In this journey, you will look at the Lnj Merchants app architecture: its layers, key classes, and the interactions between them.

Goals and requirements

The goals for the app architecture are:

  • Follow the official architecture guidance as closely as possible.
  • Easy for developers to understand, nothing too experimental.
  • Support multiple developers working on the same codebase.
  • Minimize build times.

Architecture Overview

The app architecture has three layers: a data layer, a domain layer, and a UI layer.

Diagram showing overall app architecture

The architecture follows a reactive programming model. With the data layer at the bottom, the key concepts are:

  • Higher layers react to changes in lower layers.
  • Events flow down.
  • Data flows up.

The data flow is achieved using streams, implemented using Kotlin Flows.

Example: Displaying sliders on the Home screen

When the app is first run it will attempt to load a list of images resources from a remote server. Once loaded, these are shown to the user on the home screen.

The following diagram shows the events which occur and how data flows from the relevant objects to achieve this.

whole architecture

Here's what's happening in each step. The easiest way to find the associated code is to load the project into Android Studio and search for the text in the Code column (handy shortcut: tap ⇧ SHIFT twice).

Step Description Code
1 The HomeViewModel calls GetSliderImagesUseCase to obtain a stream of images.
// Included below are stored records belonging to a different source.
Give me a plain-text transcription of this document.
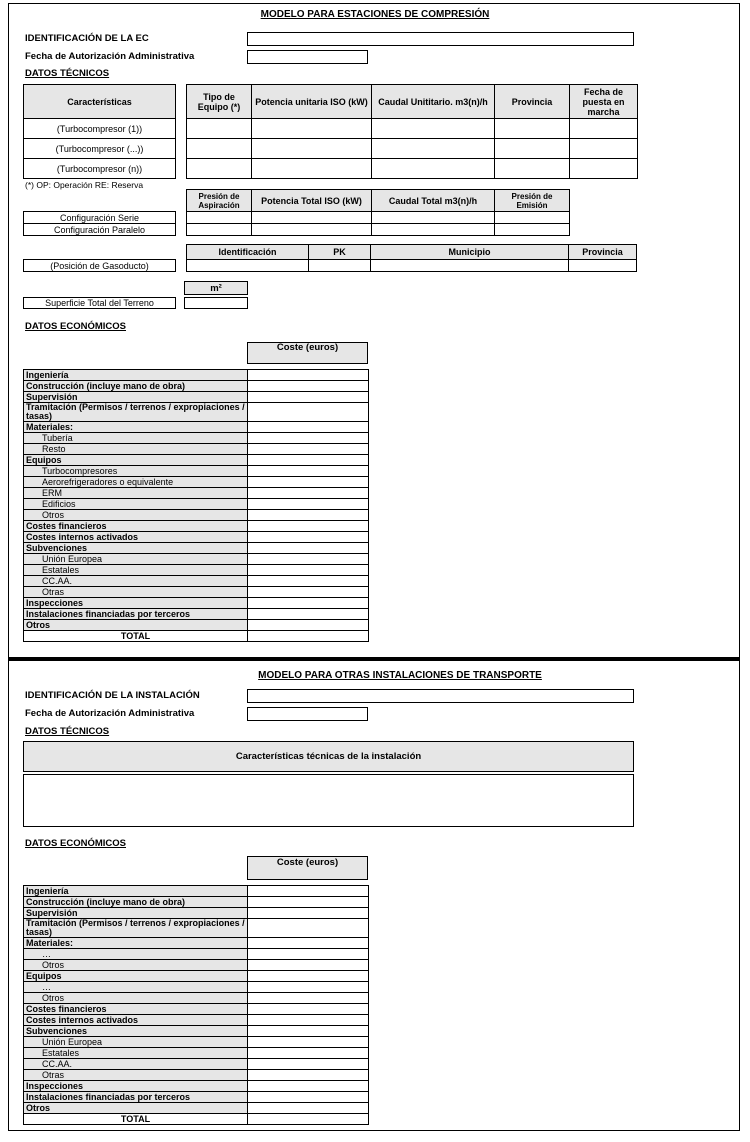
MODELO PARA ESTACIONES DE COMPRESIÓN
IDENTIFICACIÓN DE LA EC
Fecha de Autorización Administrativa
DATOS TÉCNICOS
Características		Tipo de Equipo (*)	Potencia unitaria ISO (kW)	Caudal Unititario. m3(n)/h	Provincia	Fecha de puesta en marcha
(Turbocompresor (1))						
(Turbocompresor (...))						
(Turbocompresor (n))						
(*) OP: Operación RE: Reserva
		Presión de Aspiración	Potencia Total ISO (kW)	Caudal Total m3(n)/h	Presión de Emisión
Configuración Serie					
Configuración Paralelo					
		Identificación	PK	Municipio	Provincia
(Posición de Gasoducto)					
m²
Superficie Total del Terreno
DATOS ECONÓMICOS
Coste (euros)
Ingeniería	
Construcción (incluye mano de obra)	
Supervisión	
Tramitación (Permisos / terrenos / expropiaciones / tasas)	
Materiales:	
Tubería	
Resto	
Equipos	
Turbocompresores	
Aerorefrigeradores o equivalente	
ERM	
Edificios	
Otros	
Costes financieros	
Costes internos activados	
Subvenciones	
Unión Europea	
Estatales	
CC.AA.	
Otras	
Inspecciones	
Instalaciones financiadas por terceros	
Otros	
TOTAL	
MODELO PARA OTRAS INSTALACIONES DE TRANSPORTE
IDENTIFICACIÓN DE LA INSTALACIÓN
Fecha de Autorización Administrativa
DATOS TÉCNICOS
Características técnicas de la instalación
DATOS ECONÓMICOS
Coste (euros)
Ingeniería	
Construcción (incluye mano de obra)	
Supervisión	
Tramitación (Permisos / terrenos / expropiaciones / tasas)	
Materiales:	
…	
Otros	
Equipos	
…	
Otros	
Costes financieros	
Costes internos activados	
Subvenciones	
Unión Europea	
Estatales	
CC.AA.	
Otras	
Inspecciones	
Instalaciones financiadas por terceros	
Otros	
TOTAL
While waiting, the slider state is set to Loading. Search for usages of binding.slidersShimmerLayout.visible
2 provideRetrofit calls the REST API on the remote server. remoteDataSource.requestAllProviders
3 provideRetrofit receives the network response from the remote server. remoteDataSource.requestAllProviders
4 When HomeViewModel receives the response slider resources it updates the home state to Success. HomeFragmntthen uses the response resources in the sliders state to render the screen. Search for instances of setupSliders

UI Layer

The UI layer comprises:

The ViewModels receive streams of data from use cases and repositories and transform them into UI state. The UI elements reflect this state, and provide ways for the user to interact with the app. These interactions are passed as events to the ViewModel where they are processed.

architecture-4-ui-layer

Modeling UI state

UI state is modeled as a sealed hierarchy using interfaces and immutable data classes. State objects are only ever emitted through the transformation of data streams. This approach ensures that:

  • The UI state always represents the underlying app data - the app data is the source-of-truth.
  • The UI elements handle all possible states.

Example: sliders on Home screen

The sliders (a list) of String resources on the Home screen are modeled using ViewState. This is a sealed class which creates a hierarchy of two possible states:

  • Loading indicates that the data is loading
  • Success indicates that the data was loaded successfully. The Success state contains the list of news resources.
  • NetworkError indicates that there is a network error
  • Error indicates that there is an error in parsing

The slider is passed to the HomeFragmet, which handles both of these states.

Transforming streams into UI state

ViewModels receive streams of data as cold flows from one or more use cases or repositories. These are combined together, or simply mapped, to produce a single flow of UI state. This single flow is then converted to a hot flow using stateIn. The conversion to a state flow enables UI elements to read the last known state from the flow.

Processing user interactions

User actions are communicated from UI elements to ViewModels using regular method invocations. These methods are passed to the UI elements as lambda expressions.